Localiiz called the place a whole new level of kitsch for the district, and the inventory backs it up: silver alien figurines, pink plasma balls, plush terrace sofas, and a dedicated neon lit escalator entrance off Pak Hoi Street. The split layout matters; the indoor music room carries the program while the terrace carries the air. Furniture got picked piece by piece and it shows.
Signature cocktails land around HK$100 to HK$120 before the service charge, a price point Tripadvisor reviewers flag as fair for a terrace this size. Highballs and mocktails back up the list, shisha runs on the terrace, and the kitchen sends tacos, burgers, and snacks that outperform the usual rooftop tax.
The bar sits inside Eaton HK, the hotel that doubles as Kowloon's unofficial arts club, and the booking policy follows the hotel's relaxed register: walk ins work for pairs, groups should call ahead. That context explains the program; the music room operates like a venue with a bar attached rather than the reverse.
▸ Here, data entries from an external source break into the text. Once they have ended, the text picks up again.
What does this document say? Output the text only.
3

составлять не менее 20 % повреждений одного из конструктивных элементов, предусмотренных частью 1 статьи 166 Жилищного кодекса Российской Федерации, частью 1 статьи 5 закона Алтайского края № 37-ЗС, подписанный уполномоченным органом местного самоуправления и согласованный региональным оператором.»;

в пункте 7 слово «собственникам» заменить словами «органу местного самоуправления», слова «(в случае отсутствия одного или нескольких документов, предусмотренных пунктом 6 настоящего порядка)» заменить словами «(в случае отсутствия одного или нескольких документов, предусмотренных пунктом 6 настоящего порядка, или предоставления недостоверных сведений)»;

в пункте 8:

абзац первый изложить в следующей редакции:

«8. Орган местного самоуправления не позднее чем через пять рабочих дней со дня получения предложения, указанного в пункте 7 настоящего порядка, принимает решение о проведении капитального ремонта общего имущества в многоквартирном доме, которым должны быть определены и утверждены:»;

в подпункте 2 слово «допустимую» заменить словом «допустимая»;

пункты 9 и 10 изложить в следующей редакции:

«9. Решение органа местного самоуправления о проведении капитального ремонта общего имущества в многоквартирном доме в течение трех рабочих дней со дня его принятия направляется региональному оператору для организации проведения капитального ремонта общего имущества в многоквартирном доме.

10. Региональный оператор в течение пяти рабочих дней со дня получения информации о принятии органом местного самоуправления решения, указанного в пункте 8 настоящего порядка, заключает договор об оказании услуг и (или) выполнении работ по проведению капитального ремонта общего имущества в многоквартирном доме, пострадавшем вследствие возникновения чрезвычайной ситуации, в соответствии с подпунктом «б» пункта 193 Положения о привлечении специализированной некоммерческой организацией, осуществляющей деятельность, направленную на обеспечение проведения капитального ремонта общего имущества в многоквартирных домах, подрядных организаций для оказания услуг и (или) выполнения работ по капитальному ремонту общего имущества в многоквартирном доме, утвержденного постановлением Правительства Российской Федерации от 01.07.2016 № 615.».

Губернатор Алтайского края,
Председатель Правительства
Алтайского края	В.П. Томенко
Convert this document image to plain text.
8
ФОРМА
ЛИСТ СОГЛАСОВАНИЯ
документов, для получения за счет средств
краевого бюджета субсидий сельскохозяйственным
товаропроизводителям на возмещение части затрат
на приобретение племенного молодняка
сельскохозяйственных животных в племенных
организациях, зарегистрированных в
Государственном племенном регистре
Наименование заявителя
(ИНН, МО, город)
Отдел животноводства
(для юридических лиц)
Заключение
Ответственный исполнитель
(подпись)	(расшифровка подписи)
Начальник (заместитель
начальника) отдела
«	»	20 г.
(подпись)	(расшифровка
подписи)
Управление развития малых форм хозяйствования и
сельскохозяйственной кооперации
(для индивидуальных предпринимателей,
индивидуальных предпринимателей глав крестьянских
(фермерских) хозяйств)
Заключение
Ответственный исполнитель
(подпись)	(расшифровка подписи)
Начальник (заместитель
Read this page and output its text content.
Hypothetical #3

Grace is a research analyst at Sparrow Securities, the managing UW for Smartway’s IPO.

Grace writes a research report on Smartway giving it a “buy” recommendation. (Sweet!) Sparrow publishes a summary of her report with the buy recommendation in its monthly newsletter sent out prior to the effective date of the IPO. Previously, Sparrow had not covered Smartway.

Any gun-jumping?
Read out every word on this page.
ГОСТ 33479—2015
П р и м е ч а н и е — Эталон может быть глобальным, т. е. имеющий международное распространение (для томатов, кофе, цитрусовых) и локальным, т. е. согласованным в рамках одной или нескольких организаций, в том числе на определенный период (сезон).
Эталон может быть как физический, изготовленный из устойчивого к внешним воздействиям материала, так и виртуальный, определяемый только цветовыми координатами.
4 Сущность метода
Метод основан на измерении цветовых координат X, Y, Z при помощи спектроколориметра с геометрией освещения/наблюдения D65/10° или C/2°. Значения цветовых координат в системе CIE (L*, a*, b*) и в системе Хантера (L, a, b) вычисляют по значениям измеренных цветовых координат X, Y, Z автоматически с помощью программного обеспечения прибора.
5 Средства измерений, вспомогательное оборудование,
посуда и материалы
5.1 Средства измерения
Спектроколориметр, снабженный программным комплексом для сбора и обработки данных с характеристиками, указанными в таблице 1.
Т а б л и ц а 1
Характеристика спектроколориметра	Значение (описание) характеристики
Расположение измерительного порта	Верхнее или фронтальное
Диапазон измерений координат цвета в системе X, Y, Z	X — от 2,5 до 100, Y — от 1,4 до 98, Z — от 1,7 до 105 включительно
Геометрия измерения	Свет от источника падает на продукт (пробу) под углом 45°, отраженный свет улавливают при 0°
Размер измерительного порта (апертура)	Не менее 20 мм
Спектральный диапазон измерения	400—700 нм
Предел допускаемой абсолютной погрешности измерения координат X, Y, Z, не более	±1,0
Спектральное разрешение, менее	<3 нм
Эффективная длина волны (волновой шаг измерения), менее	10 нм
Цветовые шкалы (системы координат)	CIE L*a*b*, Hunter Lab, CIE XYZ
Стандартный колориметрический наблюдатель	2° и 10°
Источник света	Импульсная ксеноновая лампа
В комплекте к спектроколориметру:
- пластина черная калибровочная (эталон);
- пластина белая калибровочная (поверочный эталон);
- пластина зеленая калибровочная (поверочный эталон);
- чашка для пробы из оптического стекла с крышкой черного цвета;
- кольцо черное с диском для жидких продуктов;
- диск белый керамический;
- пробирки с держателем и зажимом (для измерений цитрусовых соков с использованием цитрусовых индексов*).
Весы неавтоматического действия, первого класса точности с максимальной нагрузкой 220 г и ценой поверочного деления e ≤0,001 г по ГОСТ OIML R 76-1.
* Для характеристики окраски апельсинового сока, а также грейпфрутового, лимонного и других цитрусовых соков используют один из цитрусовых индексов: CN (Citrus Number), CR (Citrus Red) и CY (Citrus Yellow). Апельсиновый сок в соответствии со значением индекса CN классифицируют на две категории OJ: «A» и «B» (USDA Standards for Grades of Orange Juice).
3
Early evening brings hotel guests and Jordan locals onto the terrace; after dark the music room takes over with vinyl selectors and live acts that pull a younger Kowloon side crowd. Time Out Hong Kong files it among the neighbourhood's essential stops, and the room reads more local than almost anything comparable across the harbour.
Jordan station sits minutes away, and the surrounding blocks hold some of Kowloon's best cheap eating, which makes the bar a natural second act. For the greatest hits version of Hong Kong altitude, pair it with Ozone at the ICC; for the Tsim Sha Tsui middle ground, Aqua Spirit covers the harbour view angle.